Never mind the fact that not everyone is motivated by greed. See Jonas Salk.
@factory - you misread my comment. Both do a tremendous amount of harm in different ways and someone who does not understand why a minumum wage is not good, especially entry level employees, has no understanding of basic economics. If you set the minimum wage at a rate that is higher than the intersection of supply and demand for labor (which it sometimes is depending on the task) then you will have people unemployed that would normally not be. Forcing employers to pay more than the market forces require them to makes them to employ less people and in turn be less productive. That also keeps entry level people out of the job market and prevents them from gaining skills so that they will not be entry level very long and making entry pay forever.
@mat - why don't you just move to China or some other communist country? I am sure you would be much happier there. Maximum wage is a really good way to stop innovation and growth of an economy in it's tracks and shows even less understanding of economics than supporting a minimum wage. It's like telling all the kids in the class you get a C even if you do A level work. Feels good for the masses, takes away the incentive for the people who will exceed expectations and create rather than just be.
@BourbonandBranch, Good eye on the missed "of." Shame on me. Thank you also for providing another favorite of the ill-prepared debater: attack the messenger. Fortunately, we're not in high school anymore so calling me a brainiac doesn't hurt my feelings. I also wear glasses, so if you'd like to make yourself feel any better you can call me "four-eyes" as well. I figured that the Southern Avenger would be quite familiar with everything I discussed at the level I discussed it, even if you aren't.

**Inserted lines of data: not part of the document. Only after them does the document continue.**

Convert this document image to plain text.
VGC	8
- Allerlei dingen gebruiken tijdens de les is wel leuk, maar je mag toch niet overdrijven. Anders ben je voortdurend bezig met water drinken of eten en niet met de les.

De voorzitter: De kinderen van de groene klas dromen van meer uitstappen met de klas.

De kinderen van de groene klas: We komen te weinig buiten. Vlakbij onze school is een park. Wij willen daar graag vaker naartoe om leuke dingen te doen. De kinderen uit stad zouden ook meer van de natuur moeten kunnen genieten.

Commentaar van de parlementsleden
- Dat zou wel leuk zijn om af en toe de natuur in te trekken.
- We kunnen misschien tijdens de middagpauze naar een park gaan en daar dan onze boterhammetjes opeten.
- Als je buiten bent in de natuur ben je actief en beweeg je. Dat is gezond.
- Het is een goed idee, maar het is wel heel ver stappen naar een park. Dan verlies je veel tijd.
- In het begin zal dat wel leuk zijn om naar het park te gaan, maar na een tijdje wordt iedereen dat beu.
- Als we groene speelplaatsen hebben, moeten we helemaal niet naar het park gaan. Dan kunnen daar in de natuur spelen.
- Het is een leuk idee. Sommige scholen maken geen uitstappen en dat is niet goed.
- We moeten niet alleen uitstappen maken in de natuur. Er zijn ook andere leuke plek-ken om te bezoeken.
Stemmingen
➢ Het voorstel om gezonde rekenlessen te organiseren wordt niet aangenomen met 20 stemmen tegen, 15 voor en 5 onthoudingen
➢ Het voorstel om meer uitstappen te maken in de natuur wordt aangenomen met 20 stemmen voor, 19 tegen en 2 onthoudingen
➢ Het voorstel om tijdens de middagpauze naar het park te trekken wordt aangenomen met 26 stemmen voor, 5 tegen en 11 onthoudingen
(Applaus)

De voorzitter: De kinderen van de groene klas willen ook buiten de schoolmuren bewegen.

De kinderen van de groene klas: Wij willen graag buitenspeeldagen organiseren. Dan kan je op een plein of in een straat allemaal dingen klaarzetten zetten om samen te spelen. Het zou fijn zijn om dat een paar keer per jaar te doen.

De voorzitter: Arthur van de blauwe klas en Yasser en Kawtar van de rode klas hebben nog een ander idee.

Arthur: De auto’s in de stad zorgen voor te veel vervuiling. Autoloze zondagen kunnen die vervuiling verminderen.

In the interest of fairness, my previous comment in knuckle-dragger-ese:
"Irregardless of the fact I ain't about to argue his point on the drug thing, Jack is bullshitting us about the minimum wage. It ain't got nothin' to do with this here Obammy's war on drugs. He's just blowin sunshine up our ass about the marajawanna and sneakin' in all that about minimum wage ruining the country."
Is that better? I can't bring myself to put any more misspellings or moron-speak to page. I'm already burning with embarrassment over yesterday's mistake.
@Nofaith: present an argument instead of just assuming that "the minimum wage is bad" is correct because you say so. You've just put down a very serious charge that the minimum wage is doing greater harm to the US than the war on drugs. Now convince us with facts and citations... no blogs please.
I'll trade you the minimum wage for a maximum wage.
The minimum wage and the War on Drugs should both be eliminated. Rather than serve their respective intended purposes they undermine them. Anyone who defends either, especially the minimum wage has not honestly done their research into the harm that both of these policies do and lack of true benefit that they bring.
False equivalences to show how he's above the fray of everyday liberals and conservatives is Jack Hunter's stock in trade. But with his bizarre comparison of the minimum wage to the war on drugs he finally gone far enough for people to call him on his bullshit.
Other than that Factory Connection covered his arguments pretty well.